By David Lawder
GUANGZHOU, China (Reuters) - U.S. Treasury Secretary Janet Yellen said on Friday that China is too large to try to export its way to rapid growth and would benefit by reducing excess industrial capacity that is pressuring other economies.
Yellen said in remarks to an American Chamber of Commerce during a visit to China that she understands that Beijing's direct and indirect government support for manufacturing is linked to domestic development objectives.
But she said this "is currently leading to production capacity that significantly exceeds China's domestic demand, as well as what the global market can bear."
Yellen's comments underscored her main objective in talks later on Friday with Chinese Vice Premier He Lifeng - to point out the problems that China's excess factory capacity and growing exports are causing abroad, fueling potential trade tensions.
Premier Li Qiang in March set an ambitious growth target of 5% for 2024, fueled in part by more investment in new high-technology sectors as China struggles to overcome a property crisis and weak consumer demand.

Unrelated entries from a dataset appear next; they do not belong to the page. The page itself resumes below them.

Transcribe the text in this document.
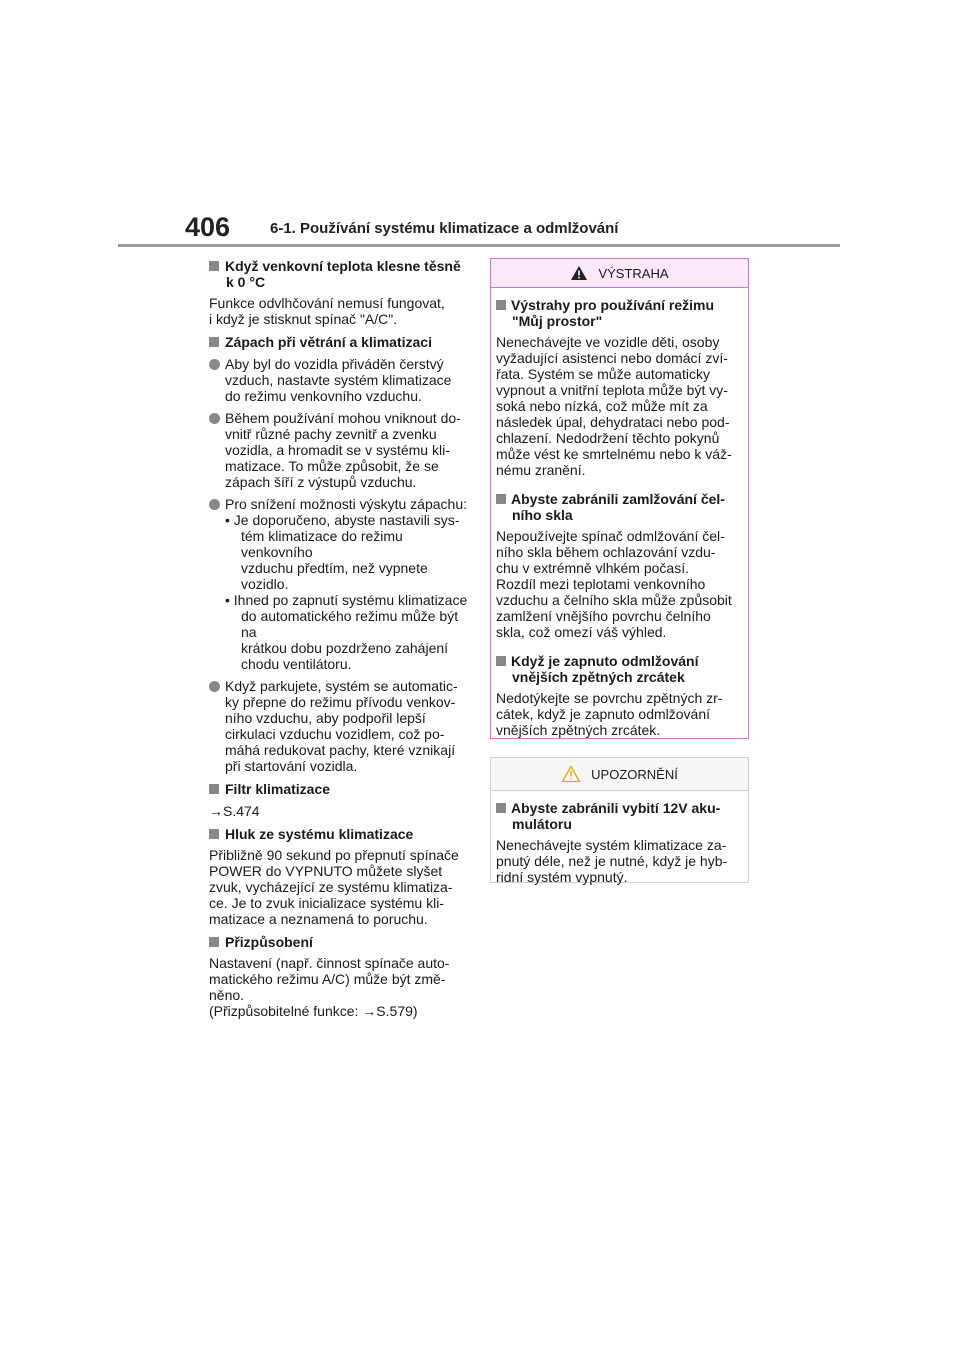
406	6-1. Používání systému klimatizace a odmlžování

Když venkovní teplota klesne těsně
k 0 °C

Funkce odvlhčování nemusí fungovat,
i když je stisknut spínač "A/C".

Zápach při větrání a klimatizaci

Aby byl do vozidla přiváděn čerstvý
vzduch, nastavte systém klimatizace
do režimu venkovního vzduchu.

Během používání mohou vniknout do-
vnitř různé pachy zevnitř a zvenku
vozidla, a hromadit se v systému kli-
matizace. To může způsobit, že se
zápach šíří z výstupů vzduchu.

Pro snížení možnosti výskytu zápachu:

• Je doporučeno, abyste nastavili sys-
tém klimatizace do režimu venkovního
vzduchu předtím, než vypnete vozidlo.

• Ihned po zapnutí systému klimatizace
do automatického režimu může být na
krátkou dobu pozdrženo zahájení
chodu ventilátoru.

Když parkujete, systém se automatic-
ky přepne do režimu přívodu venkov-
ního vzduchu, aby podpořil lepší
cirkulaci vzduchu vozidlem, což po-
máhá redukovat pachy, které vznikají
při startování vozidla.

Filtr klimatizace

→S.474

Hluk ze systému klimatizace

Přibližně 90 sekund po přepnutí spínače
POWER do VYPNUTO můžete slyšet
zvuk, vycházející ze systému klimatiza-
ce. Je to zvuk inicializace systému kli-
matizace a neznamená to poruchu.

Přizpůsobení

Nastavení (např. činnost spínače auto-
matického režimu A/C) může být změ-
něno.
(Přizpůsobitelné funkce: →S.579)

VÝSTRAHA

Výstrahy pro používání režimu
"Můj prostor"

Nenechávejte ve vozidle děti, osoby
vyžadující asistenci nebo domácí zví-
řata. Systém se může automaticky
vypnout a vnitřní teplota může být vy-
soká nebo nízká, což může mít za
následek úpal, dehydrataci nebo pod-
chlazení. Nedodržení těchto pokynů
může vést ke smrtelnému nebo k váž-
nému zranění.

Abyste zabránili zamlžování čel-
ního skla

Nepoužívejte spínač odmlžování čel-
ního skla během ochlazování vzdu-
chu v extrémně vlhkém počasí.
Rozdíl mezi teplotami venkovního
vzduchu a čelního skla může způsobit
zamlžení vnějšího povrchu čelního
skla, což omezí váš výhled.

Když je zapnuto odmlžování
vnějších zpětných zrcátek

Nedotýkejte se povrchu zpětných zr-
cátek, když je zapnuto odmlžování
vnějších zpětných zrcátek.

UPOZORNĚNÍ

Abyste zabránili vybití 12V aku-
mulátoru

Nenechávejte systém klimatizace za-
pnutý déle, než je nutné, když je hyb-
ridní systém vypnutý.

The International Monetary Fund currently forecasts China's 2024 real GDP growth at 4.6%, falling to 4.1% in 2025.
Yellen said excess manufacturing capacity in China has been a problem in the past, but it has recently intensified with emerging risks in new sectors such as electric vehicles (EVs), batteries and solar energy products, undercutting competing workers and business in the U.S., Mexico and India.
"I believe that addressing over capacity, and more generally considering market-based reforms, is in China's interest," she said.
She drew parallels to China's market-based reforms of past decades, which spurred growth that lifted hundreds of millions of people out of poverty, and said more gains could be made by reviving them.
Yellen also said she would raise concerns voiced by American and international companies about a deteriorating business climate in China, including "unfair treatment compared to local competitors."